As the mysteries of the estate begin to unravel, it is clear that not only is her uncle’s world at stake, but also the state of England as Katharine knows it.
This is one of the most original steampunks I’ve ever read in my life, partly because this book is just so darn unique, and also because I don’t really read that much steampunk. Though the plot and the characters were great to read about, none of it could have been attention-grabbing without a decent writing style and setting. Luckily, this book had both. Sharon Cameron’s dark, self-depreciating writing drew me in almost at once, and the creepy, historical village setting was etched vividly into my mind whenever I read the book. This awesome combination of elements kept me reading this book almost non-stop until I finished it.

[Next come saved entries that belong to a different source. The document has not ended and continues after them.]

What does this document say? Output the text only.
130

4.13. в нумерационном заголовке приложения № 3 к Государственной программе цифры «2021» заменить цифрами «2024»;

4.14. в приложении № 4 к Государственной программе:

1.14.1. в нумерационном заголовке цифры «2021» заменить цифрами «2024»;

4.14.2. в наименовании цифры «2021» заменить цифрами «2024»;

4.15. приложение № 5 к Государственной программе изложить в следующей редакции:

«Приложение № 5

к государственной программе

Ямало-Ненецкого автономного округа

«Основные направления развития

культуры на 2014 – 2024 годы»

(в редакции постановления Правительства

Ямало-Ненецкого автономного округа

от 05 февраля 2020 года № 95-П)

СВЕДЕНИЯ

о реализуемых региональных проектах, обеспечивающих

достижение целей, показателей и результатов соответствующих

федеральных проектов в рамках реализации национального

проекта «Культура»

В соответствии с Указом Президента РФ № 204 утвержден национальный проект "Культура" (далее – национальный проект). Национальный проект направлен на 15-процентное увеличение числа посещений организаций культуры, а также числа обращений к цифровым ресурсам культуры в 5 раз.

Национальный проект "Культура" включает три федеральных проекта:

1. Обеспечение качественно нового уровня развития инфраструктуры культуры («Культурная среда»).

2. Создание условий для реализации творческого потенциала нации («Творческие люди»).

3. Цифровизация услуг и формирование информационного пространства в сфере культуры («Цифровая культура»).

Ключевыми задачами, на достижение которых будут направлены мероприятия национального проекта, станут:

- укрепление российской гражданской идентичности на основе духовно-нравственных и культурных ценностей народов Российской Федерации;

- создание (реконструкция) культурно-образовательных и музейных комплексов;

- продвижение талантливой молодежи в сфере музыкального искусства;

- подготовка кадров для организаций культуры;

In most books, the reader ends up admiring the main character almost at once, right? Well, not with this book. Almost until half the book – or at least for a third of it – I absolutely loathed Katharine. I liked that her circumstances put her in a position where life wasn’t easy, what with having an evil aunt and no inheritance and all, but I hated that she lacked the courage to do anything about her position, or at least show some sass to her aunt, the she-devil. Even worse than that though, was the fact that Katharine was willing to do anything to increase her chances of success in life, including send off her uncle to an asylum. She was so very selfish, and while that was the main aspect of her personality that I hated, it also acted to help her be more true to life.
There was one person I hated much, much more than Katharine, and that would be Ben. I’m not sure whether readers were supposed to see him as a possible love interest and actually like him, but I can’t guarantee everyone that I did no such thing. From about the second or third time I met him, I hated him with all my heart, viewed him with suspicion in every circumstance, and put him on my enemy list. If that was what I was supposed to do, great. If it wasn’t, it doesn’t change how I felt. And boy am I glad I never harbored any feelings for that boy *shudder*.

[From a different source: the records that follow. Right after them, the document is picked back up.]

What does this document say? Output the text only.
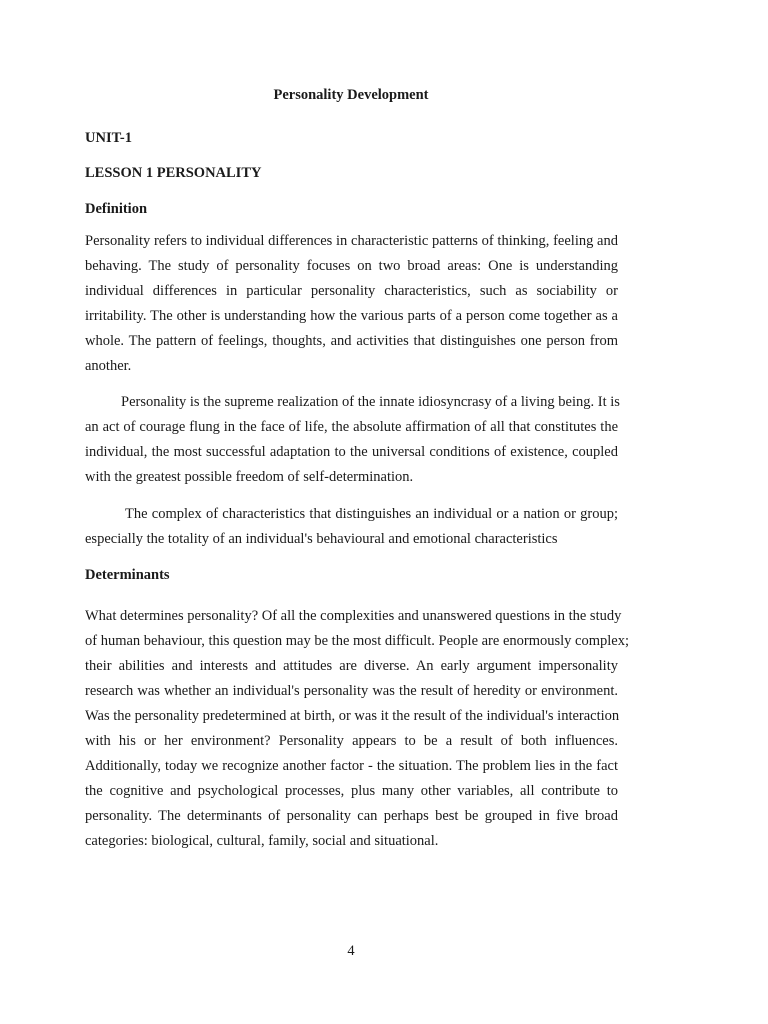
Personality Development
UNIT-1
LESSON 1 PERSONALITY
Definition
Personality refers to individual differences in characteristic patterns of thinking, feeling and
behaving. The study of personality focuses on two broad areas: One is understanding
individual differences in particular personality characteristics, such as sociability or
irritability. The other is understanding how the various parts of a person come together as a
whole. The pattern of feelings, thoughts, and activities that distinguishes one person from
another.
Personality is the supreme realization of the innate idiosyncrasy of a living being. It is
an act of courage flung in the face of life, the absolute affirmation of all that constitutes the
individual, the most successful adaptation to the universal conditions of existence, coupled
with the greatest possible freedom of self-determination.
The complex of characteristics that distinguishes an individual or a nation or group;
especially the totality of an individual's behavioural and emotional characteristics
Determinants
What determines personality? Of all the complexities and unanswered questions in the study
of human behaviour, this question may be the most difficult. People are enormously complex;
their abilities and interests and attitudes are diverse. An early argument impersonality
research was whether an individual's personality was the result of heredity or environment.
Was the personality predetermined at birth, or was it the result of the individual's interaction
with his or her environment? Personality appears to be a result of both influences.
Additionally, today we recognize another factor - the situation. The problem lies in the fact
the cognitive and psychological processes, plus many other variables, all contribute to
personality. The determinants of personality can perhaps best be grouped in five broad
categories: biological, cultural, family, social and situational.
4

I think the author may have put it in her head to have me hate all her guy characters (besides the dear old, crazy uncle) on first sight. Well, maybe second sight. You see, my first sight of Lane was basically a hot piece of gorgeous standing in the doorway. However, that interpretation of him was ruined in the next second when he started staring down Katharine like he wanted her to disappear off the face of the Earth…which he probably did. So yeah, I hated Lane on second sight. I’d read the synopsis before reading the book, and was confounded as to how Katharine would ever come to love him. After all, Lane was nothing if not cruel and distant (and not in the way I seem to love). Unbelievably, a little further into the book, even I started falling for him.

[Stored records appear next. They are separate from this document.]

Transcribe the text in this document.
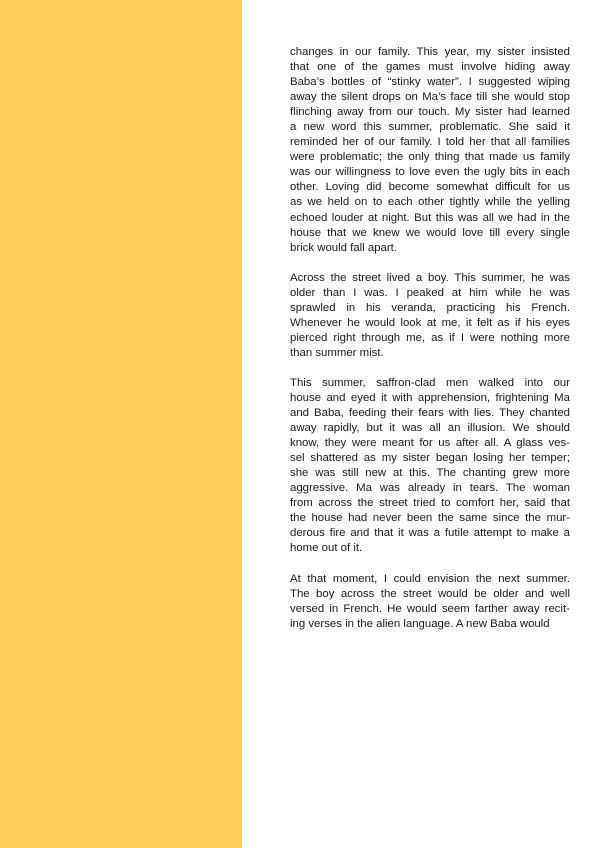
changes in our family. This year, my sister insisted
that one of the games must involve hiding away
Baba’s bottles of “stinky water”. I suggested wiping
away the silent drops on Ma’s face till she would stop
flinching away from our touch. My sister had learned
a new word this summer, problematic. She said it
reminded her of our family. I told her that all families
were problematic; the only thing that made us family
was our willingness to love even the ugly bits in each
other. Loving did become somewhat difficult for us
as we held on to each other tightly while the yelling
echoed louder at night. But this was all we had in the
house that we knew we would love till every single
brick would fall apart.

Across the street lived a boy. This summer, he was
older than I was. I peaked at him while he was
sprawled in his veranda, practicing his French.
Whenever he would look at me, it felt as if his eyes
pierced right through me, as if I were nothing more
than summer mist.

This summer, saffron-clad men walked into our
house and eyed it with apprehension, frightening Ma
and Baba, feeding their fears with lies. They chanted
away rapidly, but it was all an illusion. We should
know, they were meant for us after all. A glass ves-
sel shattered as my sister began losing her temper;
she was still new at this. The chanting grew more
aggressive. Ma was already in tears. The woman
from across the street tried to comfort her, said that
the house had never been the same since the mur-
derous fire and that it was a futile attempt to make a
home out of it.

At that moment, I could envision the next summer.
The boy across the street would be older and well
versed in French. He would seem farther away recit-
ing verses in the alien language. A new Baba would
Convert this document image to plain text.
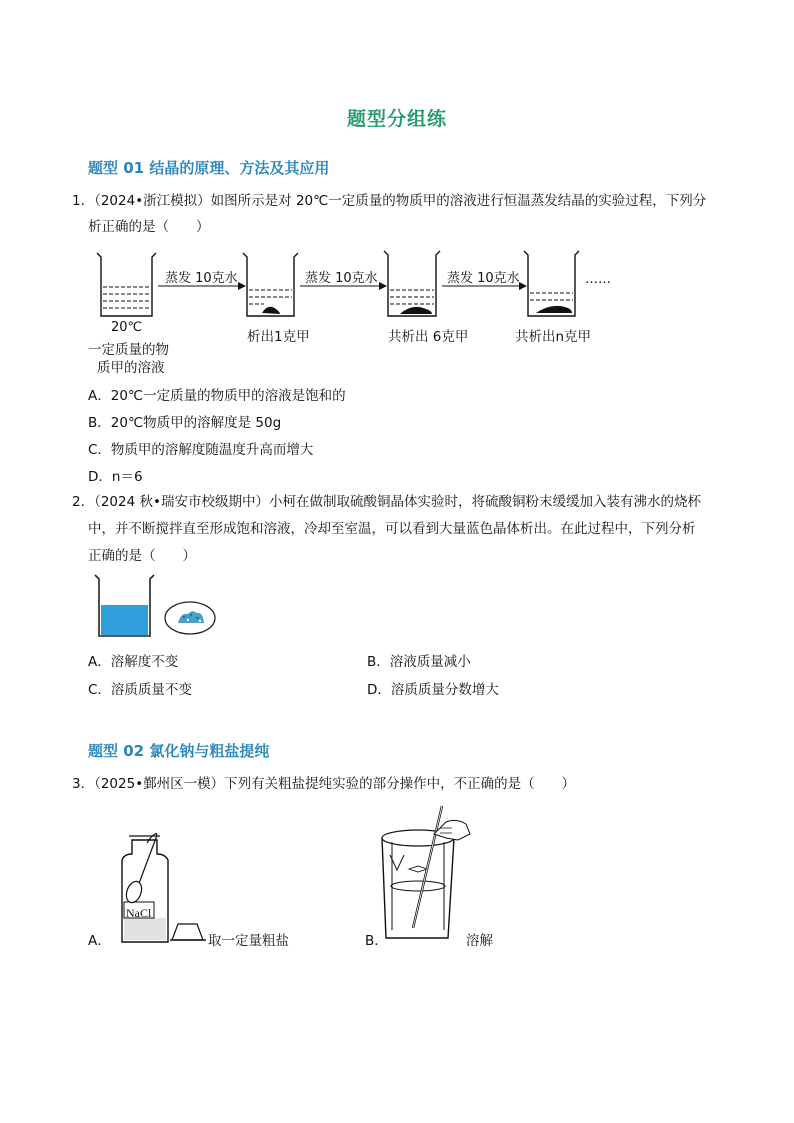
题型分组练
题型 01 结晶的原理、方法及其应用
1．（2024•浙江模拟）如图所示是对 20℃一定质量的物质甲的溶液进行恒温蒸发结晶的实验过程，下列分
析正确的是（　　）
蒸发 10克水	蒸发 10克水	蒸发 10克水	……
20℃
一定质量的物
质甲的溶液
析出1克甲	共析出 6克甲	共析出n克甲
A．20℃一定质量的物质甲的溶液是饱和的
B．20℃物质甲的溶解度是 50g
C．物质甲的溶解度随温度升高而增大
D．n＝6
2．（2024 秋•瑞安市校级期中）小柯在做制取硫酸铜晶体实验时，将硫酸铜粉末缓缓加入装有沸水的烧杯
中，并不断搅拌直至形成饱和溶液，冷却至室温，可以看到大量蓝色晶体析出。在此过程中，下列分析
正确的是（　　）
A．溶解度不变	B．溶液质量减小
C．溶质质量不变	D．溶质质量分数增大
题型 02 氯化钠与粗盐提纯
3．（2025•鄞州区一模）下列有关粗盐提纯实验的部分操作中，不正确的是（　　）
A．
NaCl
取一定量粗盐	B．	溶解
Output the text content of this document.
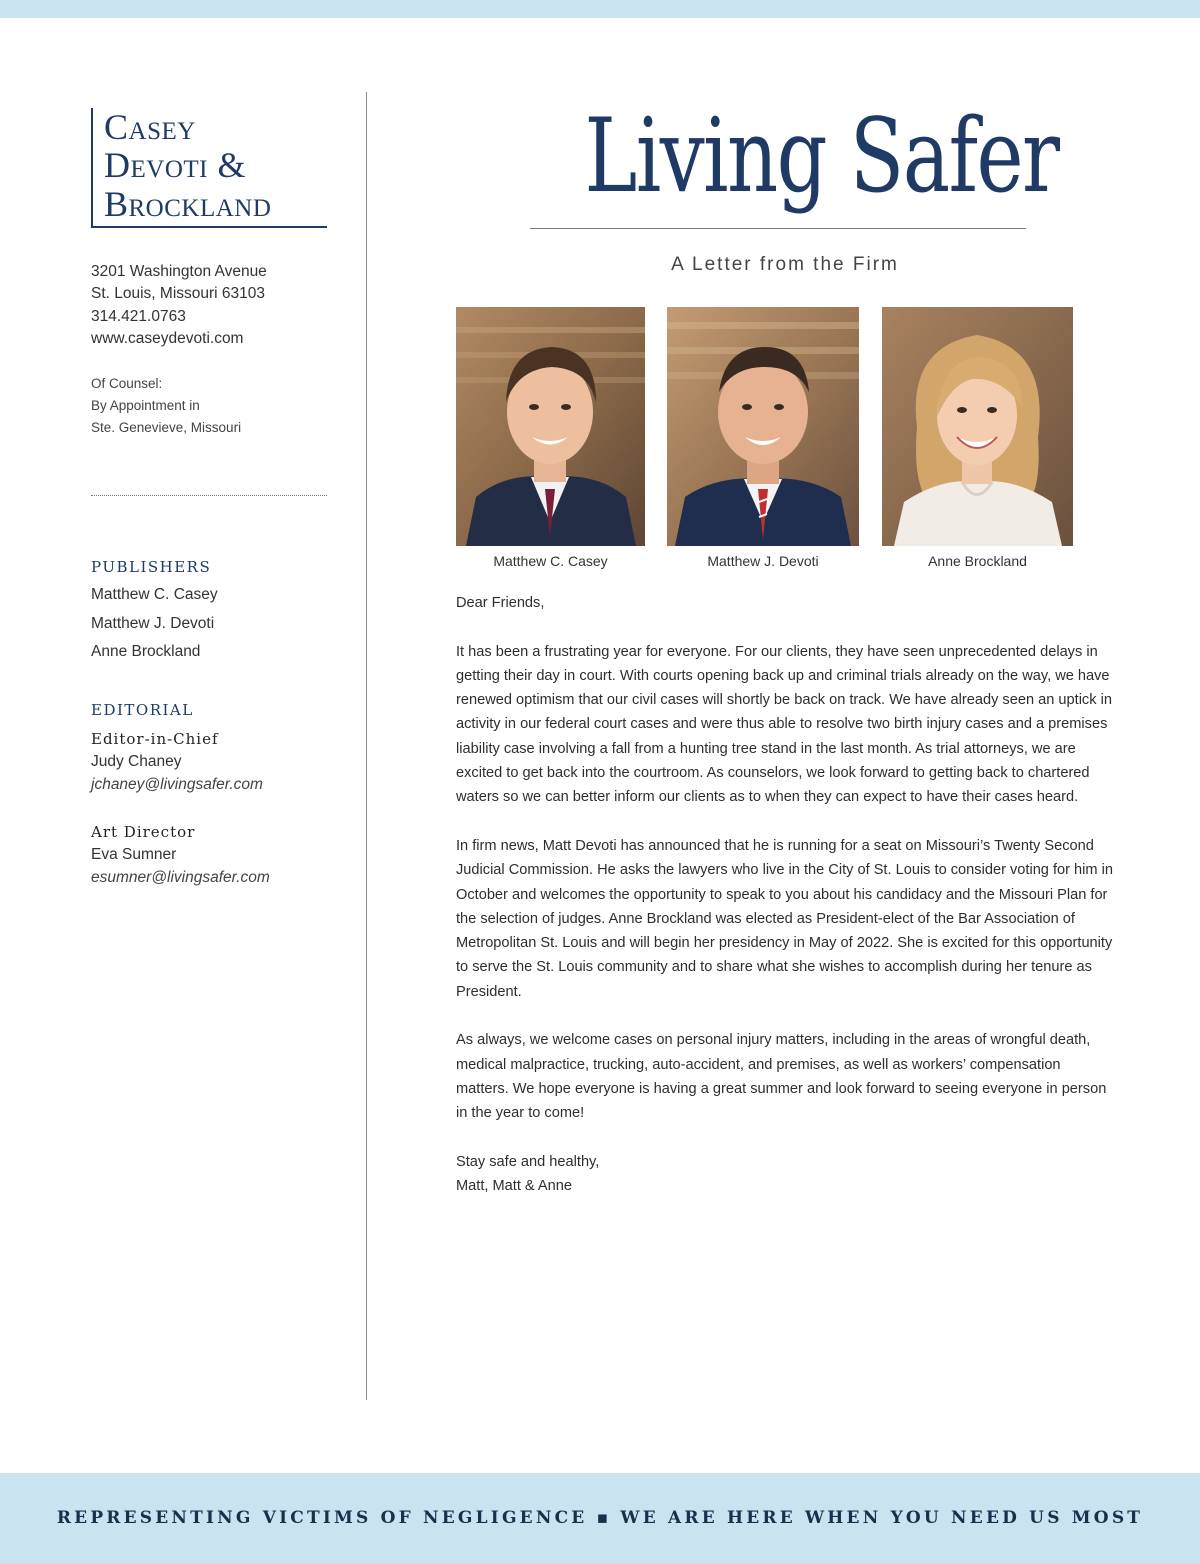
Casey
Devoti &
Brockland
3201 Washington Avenue
St. Louis, Missouri 63103
314.421.0763
www.caseydevoti.com
Of Counsel:
By Appointment in
Ste. Genevieve, Missouri
PUBLISHERS
Matthew C. Casey
Matthew J. Devoti
Anne Brockland
EDITORIAL
Editor-in-Chief
Judy Chaney
jchaney@livingsafer.com
Art Director
Eva Sumner
esumner@livingsafer.com
Living Safer
A Letter from the Firm
Matthew C. Casey	Matthew J. Devoti	Anne Brockland

Dear Friends,

It has been a frustrating year for everyone. For our clients, they have seen unprecedented delays in getting their day in court. With courts opening back up and criminal trials already on the way, we have renewed optimism that our civil cases will shortly be back on track. We have already seen an uptick in activity in our federal court cases and were thus able to resolve two birth injury cases and a premises liability case involving a fall from a hunting tree stand in the last month. As trial attorneys, we are excited to get back into the courtroom. As counselors, we look forward to getting back to chartered waters so we can better inform our clients as to when they can expect to have their cases heard.

In firm news, Matt Devoti has announced that he is running for a seat on Missouri’s Twenty Second Judicial Commission. He asks the lawyers who live in the City of St. Louis to consider voting for him in October and welcomes the opportunity to speak to you about his candidacy and the Missouri Plan for the selection of judges. Anne Brockland was elected as President-elect of the Bar Association of Metropolitan St. Louis and will begin her presidency in May of 2022. She is excited for this opportunity to serve the St. Louis community and to share what she wishes to accomplish during her tenure as President.

As always, we welcome cases on personal injury matters, including in the areas of wrongful death, medical malpractice, trucking, auto-accident, and premises, as well as workers’ compensation matters. We hope everyone is having a great summer and look forward to seeing everyone in person in the year to come!

Stay safe and healthy,
Matt, Matt & Anne
REPRESENTING VICTIMS OF NEGLIGENCE ▪ WE ARE HERE WHEN YOU NEED US MOST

The ending of the novel wasn’t really a cliffhanger, though it sure felt like one. It was actually this weird combo of super-happy one minute and super-sad the next. Let me tell you, I didn’t appreciate that super-sad part one bit. I would love to go get the second book as soon as I go to the school library again, but too bad for me I guess, because I still haven’t started studying for finals:/ I guess I’ll have to wait ’till later to find out what’ll happen now.